The power output and heat rate (or efficiency) of a combined cycle power plant are expressed in the Power Industry at a specified set of “reference conditions”. Some of these reference conditions pertain to the test boundary (eg. ambient air temperature, barometric pressure etc.) while some others pertain to the operating condition (eg. baseload, evaporative cooler status, etc.) within the plant boundary. The process of measuring the actual thermal performance of a combined cycle plant involves conducting a test wherein the plant is operated at the pre-determined set of operating conditions that enable minimizing deviations from the “reference conditions”. It is a well-known fact that despite all efforts made during such a test, the actual boundary and operating conditions that prevail at the time of the test will not necessarily be identical to the pre-defined set of “reference conditions”. Hence, in order to evaluate the performance levels of the plant, one of the essential steps in the testing process is to “correct” the measured power output and heat consumption (or heat rate) for differences that persist between the actual test conditions and the corresponding set of “reference conditions”. This “correction” can be performed by using either a correction curve-based approach or a model-based approach.

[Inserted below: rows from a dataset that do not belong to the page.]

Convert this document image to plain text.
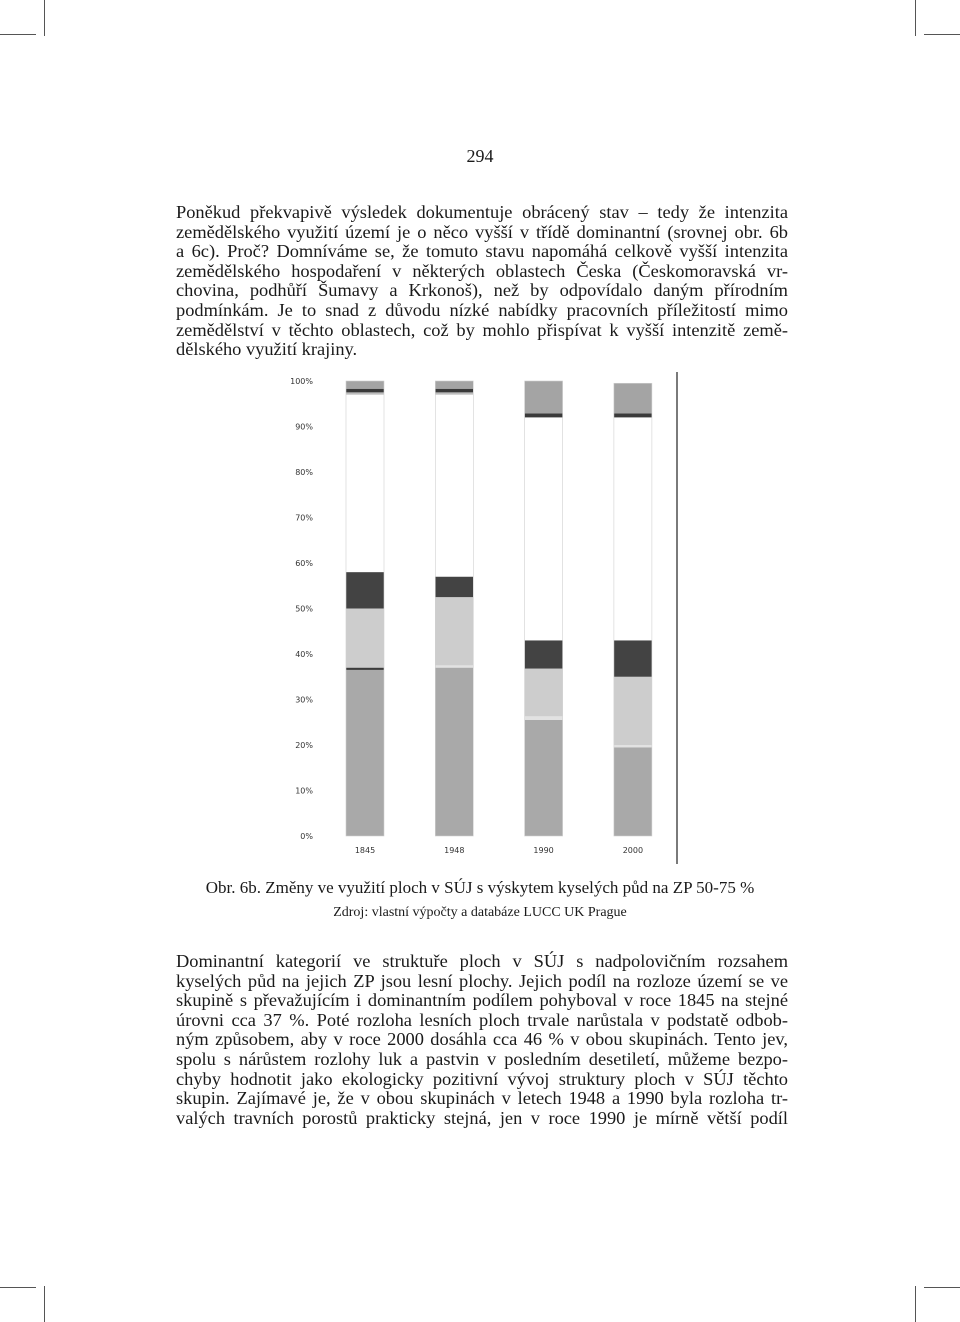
294

Poněkud překvapivě výsledek dokumentuje obrácený stav – tedy že intenzita
zemědělského využití území je o něco vyšší v třídě dominantní (srovnej obr. 6b
a 6c). Proč? Domníváme se, že tomuto stavu napomáhá celkově vyšší intenzita
zemědělského hospodaření v některých oblastech Česka (Českomoravská vr-
chovina, podhůří Šumavy a Krkonoš), než by odpovídalo daným přírodním
podmínkám. Je to snad z důvodu nízké nabídky pracovních příležitostí mimo
zemědělství v těchto oblastech, což by mohlo přispívat k vyšší intenzitě země-
dělského využití krajiny.

0%
10%
20%
30%
40%
50%
60%
70%
80%
90%
100%
1845	1948	1990	2000
Obr. 6b. Změny ve využití ploch v SÚJ s výskytem kyselých půd na ZP 50-75 %
Zdroj: vlastní výpočty a databáze LUCC UK Prague

Dominantní kategorií ve struktuře ploch v SÚJ s nadpolovičním rozsahem
kyselých půd na jejich ZP jsou lesní plochy. Jejich podíl na rozloze území se ve
skupině s převažujícím i dominantním podílem pohyboval v roce 1845 na stejné
úrovni cca 37 %. Poté rozloha lesních ploch trvale narůstala v podstatě odbob-
ným způsobem, aby v roce 2000 dosáhla cca 46 % v obou skupinách. Tento jev,
spolu s nárůstem rozlohy luk a pastvin v posledním desetiletí, můžeme bezpo-
chyby hodnotit jako ekologicky pozitivní vývoj struktury ploch v SÚJ těchto
skupin. Zajímavé je, že v obou skupinách v letech 1948 a 1990 byla rozloha tr-
valých travních porostů prakticky stejná, jen v roce 1990 je mírně větší podíl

When a correction curve-based approach is used, the effects of the boundary conditions on the relevant performance parameter (output, heat consumption or heat rate) can be depicted as an additive correction term or as a multiplicative correction term. As such, the corrections to the boundary conditions can be applied as either a) additive or b) multiplicative or c) a combination of additive and multiplicative referred to as “hybrid”. The prevailing industry code for testing combined cycle power plants, ASME PTC 46, has adopted the “hybrid” method while the codes for testing individual equipment (such as PTC 22, PTC 6.2, PTC 6) have adopted either the additive philosophy or the multiplicative philosophy or a “hybrid” philosophy similar to PTC 46.
The purpose of this paper is to present the outcome of a study that compares the three different correction methods utilizing the correction curve approach for a combined cycle power plant. The studies were based on thermodynamic simulations performed on different plant configurations. A key result will be the quantification of the errors associated with the different methods, which are primarily a function of the ability of the different methods to inherently capture the interactions between the various boundary parameters in the correction process and are a representation of the uncertainty associated with the particular correction method. Furthermore, the paper will introduce a new calculation method and provide recommendations that will help improve the accuracies of test results.